Two-thirds of the world's HIV-infected people live in sub-Saharan Africa, and more than 1.5 million of them die annually. As access to antiretroviral treatment has expanded within the region; early pessimism concerning the delivery of antiretroviral treatment using a large-scale public health approach has, at least in the short term, proved to be broadly unfounded. Immunological and virological responses to ART are similar to responses in patients treated in high-income countries. Despite this, however, early mortality rates in sub-Saharan Africa are very high; between 8 and 26% of patients die in the first year of antiretroviral treatment, with most deaths occurring in the first few months. Patients typically access antiretroviral treatment with advanced symptomatic disease, and mortality is strongly associated with baseline CD4 cell count less than 50 cells/mul and WHO stage 4 disease (AIDS).

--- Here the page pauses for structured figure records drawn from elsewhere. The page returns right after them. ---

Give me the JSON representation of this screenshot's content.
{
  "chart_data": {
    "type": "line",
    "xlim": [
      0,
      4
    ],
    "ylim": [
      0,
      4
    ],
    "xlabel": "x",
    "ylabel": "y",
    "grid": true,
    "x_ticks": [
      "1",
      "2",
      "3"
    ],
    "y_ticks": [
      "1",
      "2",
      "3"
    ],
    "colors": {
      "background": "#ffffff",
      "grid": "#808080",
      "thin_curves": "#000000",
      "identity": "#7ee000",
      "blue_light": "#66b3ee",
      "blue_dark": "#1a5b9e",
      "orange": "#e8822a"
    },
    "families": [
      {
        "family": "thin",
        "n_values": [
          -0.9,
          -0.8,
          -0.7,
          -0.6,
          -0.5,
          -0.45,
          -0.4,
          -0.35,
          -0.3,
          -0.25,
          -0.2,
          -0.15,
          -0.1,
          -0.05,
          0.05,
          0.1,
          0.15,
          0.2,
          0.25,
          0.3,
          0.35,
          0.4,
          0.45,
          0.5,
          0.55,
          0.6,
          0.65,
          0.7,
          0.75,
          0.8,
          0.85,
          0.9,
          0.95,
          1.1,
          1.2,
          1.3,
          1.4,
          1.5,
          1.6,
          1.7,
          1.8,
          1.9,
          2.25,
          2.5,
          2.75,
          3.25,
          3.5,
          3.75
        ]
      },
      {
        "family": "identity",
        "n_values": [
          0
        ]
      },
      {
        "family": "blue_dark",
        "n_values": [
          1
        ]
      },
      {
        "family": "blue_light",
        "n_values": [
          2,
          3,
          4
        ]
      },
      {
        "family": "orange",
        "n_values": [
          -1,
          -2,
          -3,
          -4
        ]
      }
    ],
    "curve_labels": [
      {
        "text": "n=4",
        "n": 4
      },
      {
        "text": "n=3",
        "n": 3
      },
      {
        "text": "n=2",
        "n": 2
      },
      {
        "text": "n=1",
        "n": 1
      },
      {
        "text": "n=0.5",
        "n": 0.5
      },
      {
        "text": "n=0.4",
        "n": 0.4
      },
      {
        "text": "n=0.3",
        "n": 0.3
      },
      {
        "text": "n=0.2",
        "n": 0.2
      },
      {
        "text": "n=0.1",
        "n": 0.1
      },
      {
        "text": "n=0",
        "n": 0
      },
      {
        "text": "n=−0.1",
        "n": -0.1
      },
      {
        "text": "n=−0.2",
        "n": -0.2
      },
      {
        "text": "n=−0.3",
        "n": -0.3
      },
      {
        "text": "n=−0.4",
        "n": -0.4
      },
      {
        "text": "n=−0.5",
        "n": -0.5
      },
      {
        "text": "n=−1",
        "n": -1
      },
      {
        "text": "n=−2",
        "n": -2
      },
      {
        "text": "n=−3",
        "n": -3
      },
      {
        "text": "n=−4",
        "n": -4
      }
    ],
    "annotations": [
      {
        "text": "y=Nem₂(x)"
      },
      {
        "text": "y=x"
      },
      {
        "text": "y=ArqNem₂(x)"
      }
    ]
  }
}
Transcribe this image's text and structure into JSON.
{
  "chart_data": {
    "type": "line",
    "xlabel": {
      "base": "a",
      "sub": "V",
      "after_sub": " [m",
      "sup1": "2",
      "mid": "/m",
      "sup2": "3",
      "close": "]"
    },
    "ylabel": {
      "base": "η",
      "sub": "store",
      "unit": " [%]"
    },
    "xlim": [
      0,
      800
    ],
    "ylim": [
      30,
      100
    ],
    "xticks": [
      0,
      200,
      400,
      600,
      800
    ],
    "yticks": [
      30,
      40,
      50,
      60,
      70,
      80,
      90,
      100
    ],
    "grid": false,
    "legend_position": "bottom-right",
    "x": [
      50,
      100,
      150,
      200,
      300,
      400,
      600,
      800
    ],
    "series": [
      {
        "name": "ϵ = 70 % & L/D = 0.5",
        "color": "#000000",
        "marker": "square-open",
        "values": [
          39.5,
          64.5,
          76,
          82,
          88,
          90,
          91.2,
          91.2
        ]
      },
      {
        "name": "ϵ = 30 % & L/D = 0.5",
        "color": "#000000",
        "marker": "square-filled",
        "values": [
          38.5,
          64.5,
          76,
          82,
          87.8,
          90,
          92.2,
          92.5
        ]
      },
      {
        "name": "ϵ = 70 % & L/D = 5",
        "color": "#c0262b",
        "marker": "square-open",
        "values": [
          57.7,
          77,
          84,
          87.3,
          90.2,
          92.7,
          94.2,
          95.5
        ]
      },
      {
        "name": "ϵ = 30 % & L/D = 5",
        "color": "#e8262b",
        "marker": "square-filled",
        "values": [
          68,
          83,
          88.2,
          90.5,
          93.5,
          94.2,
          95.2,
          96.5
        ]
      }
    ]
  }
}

Although data are limited, leading causes of death appear to be tuberculosis, acute sepsis, cryptococcal meningitis, malignancy and wasting syndrome. Mortality rates are likely to depend not only on the care delivered by antiretroviral treatment programmes, but more fundamentally on how advanced disease is at programme enrollment and the quality of preceding healthcare. In addition to improving delivery of antiretroviral treatment and providing it free of charge to the patient, strategies to reduce mortality must include earlier diagnosis of HIV infection, strengthening of longitudinal HIV care and timely initiation of antiretroviral treatment. Health systems delays in antiretroviral treatment initiation must be minimized, especially in patients who present with advanced immunodeficiency.

Figure 1

Kaplan Meier plot showing survival proportion over 21 months among patients (n=1235) from the time of entering a community-based antiretroviral treatment (ART) programme in South Africa. The period covered includes the interval between programme enrolment and ART initiation – a median of 33 days. The survival proportions are shown according to (a) baseline CD4 cell count and (b) baseline WHO clinical stage. The graphs show the strong unadjusted association between CD4 cell count, WHO clinical stage and mortality risk in the first year of ART and the low mortality risk in the second year. Data adapted from reference [22].

Figure 2

Hypothetical graph showing relative mortality risk (95% CI) among patients accessing ART with late HIV diagnoses and advanced symptomatic disease (diamonds) versus mortality rates among patients whose HIV was diagnosed early and who received appropriate longitudinal HIV care and timely referral for ART (squares). Mortality risk is shown broken down by period: pre-ART (the interval between enrolment in the ART programme and the time ART is started), early ART (first 4 months of ART) and late ART (beyond 4 months of ART). Data on patients with late diagnoses are based on reference [22] and data from patients with early diagnoses and care are hypothetical, being based approximately on data from references [22, 81, 96].